Tunesiens letzte Staatskrise: Kritik an Präsident Saied
Unter wachsendem Druck ernennt in Tunesien Präsident Saied eine neue Ministerpräsidentin. Seine Gegner halten ihn für einen Putschisten.
Mehr als 11.000 Flüchtlinge aus Tunesien sind seit Jahresbeginn in Italien angekommen – so viele wie aus keinem anderen Land. Ein Grund dafür ist die Staatskrise in Tunis, wo Präsident Kais Saied im Juli das Parlament und die Regierung nach Hause geschickt hatte. Viele Tunesier jubelten damals dem Präsidenten zu. Doch Saieds Putsch – wie seine Kritiker die Entmachtung staatlicher Institutionen durch den Präsidenten nennen – hat die Probleme nicht gelöst. Unter dem wachsenden Druck bemüht sich Saied, seine Reformbereitschaft zu demonstrieren: Er ernannte jetzt die erste Ministerpräsidentin in der Geschichte des Landes.
Nach Saieds Putsch: Viele Hoffnungen lagen auf Tunesien
Tunesien, die einzige Demokratie, die aus den Aufständen des Arabischen Frühlings hervorging, leidet unter Armut, Arbeitslosigkeit und Korruption. Der Verfassungsrechtler Saied, 2019 als Außenseiter ins Präsidentenamt gewählt, misstraut den Parteien und Politkern in der Hauptstadt Tunis und will das politische System grundlegend verändern. Saied hat das Parlament und die Regierung entlassen und Teile der Verfassung außer Kraft gesetzt. Verfassungsänderungen will er zusammen mit einem Ausschuss ausarbeiten, den er selbst eingesetzt hat - einen gesellschaftlichen Dialog über die Reformen, die auf eine Stärkung des Präsidentenamtes hinauslaufen dürften, soll es demnach nicht geben.
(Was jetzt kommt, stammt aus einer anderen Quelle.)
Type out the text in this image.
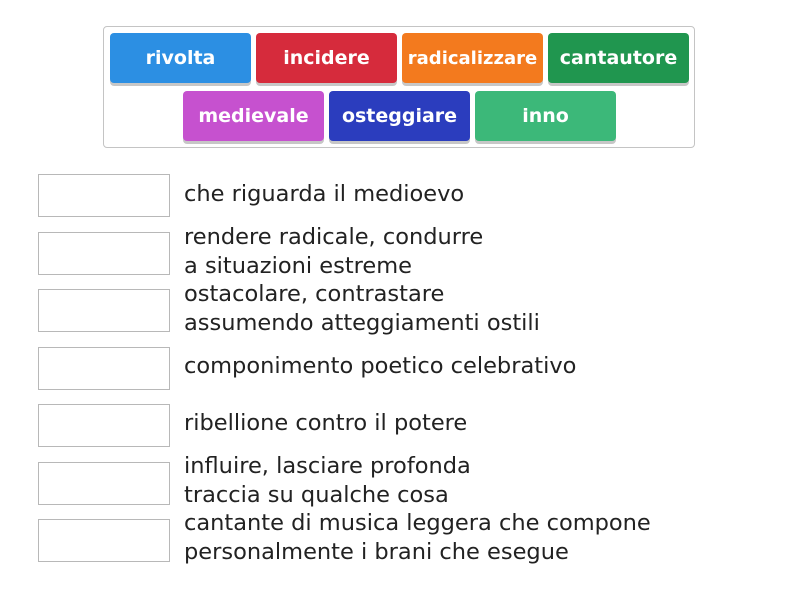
rivolta	incidere radicalizzare cantautore
medievale osteggiare	inno
che riguarda il medioevo
rendere radicale, condurre
a situazioni estreme
ostacolare, contrastare
assumendo atteggiamenti ostili
componimento poetico celebrativo
ribellione contro il potere
influire, lasciare profonda
traccia su qualche cosa
cantante di musica leggera che compone
personalmente i brani che esegue
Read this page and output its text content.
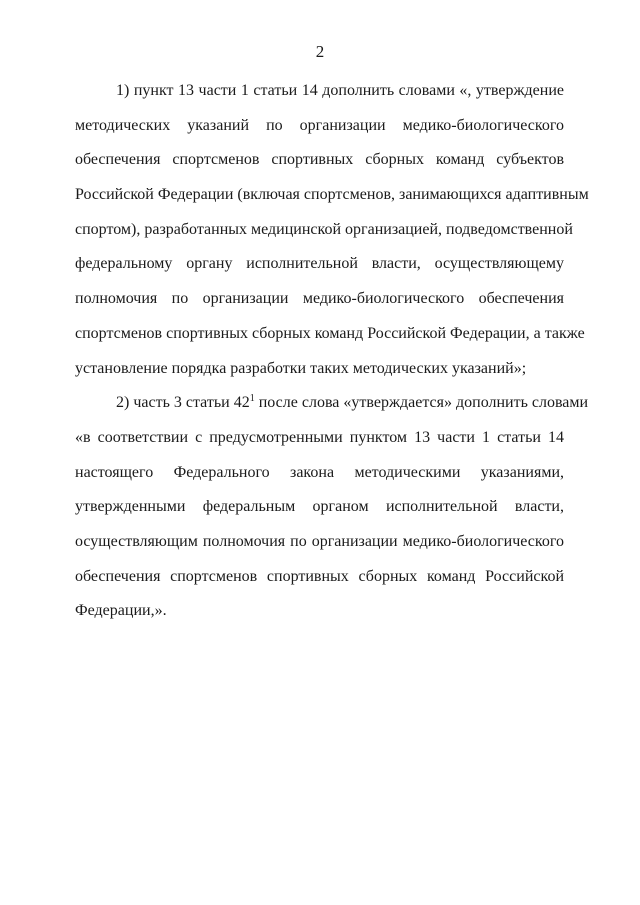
2
1) пункт 13 части 1 статьи 14 дополнить словами «, утверждение
методических указаний по организации медико-биологического
обеспечения спортсменов спортивных сборных команд субъектов
Российской Федерации (включая спортсменов, занимающихся адаптивным
спортом), разработанных медицинской организацией, подведомственной
федеральному органу исполнительной власти, осуществляющему
полномочия по организации медико-биологического обеспечения
спортсменов спортивных сборных команд Российской Федерации, а также
установление порядка разработки таких методических указаний»;
2) часть 3 статьи $42^1$ после слова «утверждается» дополнить словами
«в соответствии с предусмотренными пунктом 13 части 1 статьи 14
настоящего Федерального закона методическими указаниями,
утвержденными федеральным органом исполнительной власти,
осуществляющим полномочия по организации медико-биологического
обеспечения спортсменов спортивных сборных команд Российской
Федерации,».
Mit Ausreisesperren gegen Dutzende Politiker wegen Korruptionsverdacht pflegt Saied sein Image als unbestechlicher Saubermann, denn die Politiker im Parlament von Tunis gelten bei vielen Tunesiern als inkompetent und geldgierig. Doch Saied hat als selbst ernannter Retter der Nation bisher nicht dargelegt, wie er das Land aus der Krise führen will.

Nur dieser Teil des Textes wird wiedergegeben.